The increased power is immediately noticeable. In second gear I hit the throttle abruptly and the wheel came up quickly. Everything on the bike seems more refined that earlier models and it’s just a ton of fun to ride.  I like the quick shifting feel of the new bike.

The fly-by-wire throttle takes a few minutes to get used to because there is very little resistance when you twist it. You can easily grab too much throttle at first, but you adapt quickly as you get used to it.

I could feel the bike puts out a boat-load of torque down low making the water boxer feel very snappy around town. The handling is predictable and feels very comfortable right from the get go. My first impression is that BMW got it right with this bike and people that test ride it are going to want to buy it.

Iain Glynn, Chief Riding Officer
Current Bike: 2005 BMW R1200GS (on third motor due to abuse)

Two favorite features on the 2013 water-cooled R1200GS are the wet clutch and the cruise control. The clutch really bites like it should. I never realized how soft the clutch was on the oil cooled boxer until I rode the new water boxer. I am one of those guys that uses cruise control in cars all the time. This was the first bike I’ve ridden with cruise control and it is awesome. The engineers at BMW tuned the cruise control so it comes on slowly so as not to disrupt the rider. It’s a perfect tool to keep you from speeding on long boring sections or even in the city.

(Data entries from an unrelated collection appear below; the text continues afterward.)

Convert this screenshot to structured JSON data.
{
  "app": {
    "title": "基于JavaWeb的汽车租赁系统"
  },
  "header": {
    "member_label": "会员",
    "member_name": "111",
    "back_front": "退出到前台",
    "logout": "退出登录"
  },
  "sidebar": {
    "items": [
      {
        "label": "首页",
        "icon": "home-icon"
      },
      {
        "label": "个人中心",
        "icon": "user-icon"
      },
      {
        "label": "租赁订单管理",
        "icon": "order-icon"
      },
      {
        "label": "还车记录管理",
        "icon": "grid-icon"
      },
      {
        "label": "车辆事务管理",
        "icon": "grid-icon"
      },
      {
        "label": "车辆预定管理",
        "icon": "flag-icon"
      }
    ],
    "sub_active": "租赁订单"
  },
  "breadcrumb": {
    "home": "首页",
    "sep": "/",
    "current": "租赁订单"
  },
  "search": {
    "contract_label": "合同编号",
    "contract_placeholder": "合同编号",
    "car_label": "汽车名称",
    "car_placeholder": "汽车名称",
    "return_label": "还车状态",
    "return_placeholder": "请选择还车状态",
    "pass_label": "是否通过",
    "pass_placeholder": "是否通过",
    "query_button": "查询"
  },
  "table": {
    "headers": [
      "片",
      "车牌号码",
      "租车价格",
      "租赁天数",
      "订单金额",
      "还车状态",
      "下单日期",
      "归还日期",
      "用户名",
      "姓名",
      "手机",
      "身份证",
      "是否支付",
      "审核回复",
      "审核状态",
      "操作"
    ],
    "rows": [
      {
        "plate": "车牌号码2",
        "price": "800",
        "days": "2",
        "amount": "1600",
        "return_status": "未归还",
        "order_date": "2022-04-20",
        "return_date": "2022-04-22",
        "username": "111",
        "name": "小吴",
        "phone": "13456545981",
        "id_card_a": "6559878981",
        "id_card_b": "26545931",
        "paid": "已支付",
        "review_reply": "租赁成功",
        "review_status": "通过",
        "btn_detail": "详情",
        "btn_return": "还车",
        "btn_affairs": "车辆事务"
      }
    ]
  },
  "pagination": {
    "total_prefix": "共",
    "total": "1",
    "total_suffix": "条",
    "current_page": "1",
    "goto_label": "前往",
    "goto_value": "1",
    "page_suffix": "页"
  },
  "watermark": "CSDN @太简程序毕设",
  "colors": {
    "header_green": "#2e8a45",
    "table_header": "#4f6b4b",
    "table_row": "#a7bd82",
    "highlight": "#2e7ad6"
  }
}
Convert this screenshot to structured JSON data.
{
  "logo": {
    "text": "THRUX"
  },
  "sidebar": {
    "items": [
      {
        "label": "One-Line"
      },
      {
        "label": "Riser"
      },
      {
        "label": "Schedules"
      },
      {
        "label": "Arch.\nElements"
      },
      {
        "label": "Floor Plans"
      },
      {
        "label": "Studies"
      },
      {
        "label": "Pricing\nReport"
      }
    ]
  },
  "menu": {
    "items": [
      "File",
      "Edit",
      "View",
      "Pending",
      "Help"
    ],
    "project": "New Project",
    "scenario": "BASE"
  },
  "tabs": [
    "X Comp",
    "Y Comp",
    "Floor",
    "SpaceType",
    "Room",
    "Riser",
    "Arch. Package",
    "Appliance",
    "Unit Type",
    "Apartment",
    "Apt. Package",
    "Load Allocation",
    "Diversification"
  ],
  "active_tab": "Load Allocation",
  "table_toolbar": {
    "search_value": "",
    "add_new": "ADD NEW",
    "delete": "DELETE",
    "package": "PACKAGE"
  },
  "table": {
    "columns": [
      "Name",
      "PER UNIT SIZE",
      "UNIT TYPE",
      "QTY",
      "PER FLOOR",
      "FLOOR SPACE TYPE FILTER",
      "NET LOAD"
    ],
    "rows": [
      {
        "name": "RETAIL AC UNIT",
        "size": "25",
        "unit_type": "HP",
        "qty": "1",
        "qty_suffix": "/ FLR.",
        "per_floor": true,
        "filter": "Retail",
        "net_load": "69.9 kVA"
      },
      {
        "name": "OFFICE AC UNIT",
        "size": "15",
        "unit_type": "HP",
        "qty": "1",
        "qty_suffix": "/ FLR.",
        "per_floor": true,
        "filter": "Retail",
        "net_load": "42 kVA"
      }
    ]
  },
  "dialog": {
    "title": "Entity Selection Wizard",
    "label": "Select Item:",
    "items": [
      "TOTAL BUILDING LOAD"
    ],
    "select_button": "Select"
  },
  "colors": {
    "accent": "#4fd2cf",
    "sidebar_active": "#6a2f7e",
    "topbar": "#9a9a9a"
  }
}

The engine feels like it has much less rotating mass than the previous model. When you blip, the throttle the bike doesn’t twist underneath you nearly as much. The engine winds up very fast and triple digits can be reached rather quickly for an adventure bike.

One of the first things I noticed was the adjustable levers which are easy to adjust with gloves on. The clutch pull is much lighter than on the previous model GS. All of the buttons are very similar to the 2013 F800GS, which has done away with the paddle style blinker controls. The grip heater and high-beam controls are no longer rocker toggles. They operate with your index finger and the high beam control is built into the flasher switch which creates more real estate for new function controls which this bike has.

Eric Archambault, Customer Service
Current Bike: 2007 Triumph Tiger 1050i

The biggest thing that stands out in my mind after an initial ride on the water-cooled R1200GS, is the motor. It felt a lot sportier then the oil cooled R1200GS. The exhaust note has a bit of bark just off idle, then spins up quickly and smoothly with a nice little hit toward the top of the RPM range.  The clutch and transmission felt crisp and smooth without any hint of chunkiness, something that was a big improvement over the previous gearbox. 

The ABS was working in the background like I would expect, correcting, and removing any excitement, from my heavy handed braking. The chassis was still unmistakably R1200GS, which is to say that for a non-BMW rider, it feels long, with bars that are too wide, and telelever front suspension providing odd feedback. Altogether, though, the bike was exciting and the improvements that BMW have made to this model are both unmistakable and essential.

Andrew Sadler, Warehouse Manager
Current Bike: 2005 KTM 640 Adventure, 2012 KTM 690 SMC

This bike like other BMW GS boxer configurations has excellent balance with a confidence inspiring low center of gravity.  When you push one of these big bike around on foot they feel tremendously heavy however, once you saddle up the weight just seems to disappear.  The new R1200GS “water boxer” has a comfortable stand over height and over all good ergonomics for me at 5’11”. It could be dialed in better with the addition of bar risers, wider foot pegs, and some adjustment to the lower controls.  

The stock windscreen is very good, but in its highest position is still a little low, I would probably add a spoiler for any serious highway miles. The only real short fall of this bike for me was the seat. It has an angular design that was comfortable enough when seated, but a disappointment as I stood on the pegs. The bottom edge of the seat made an uncomfortable pressure point on the inside of my leg right at the middle of my knee while standing. Aside from the issue with the seat, I like the new “water boxer” and would consider it the top contender if I was in the market for larger displacement adventure bike.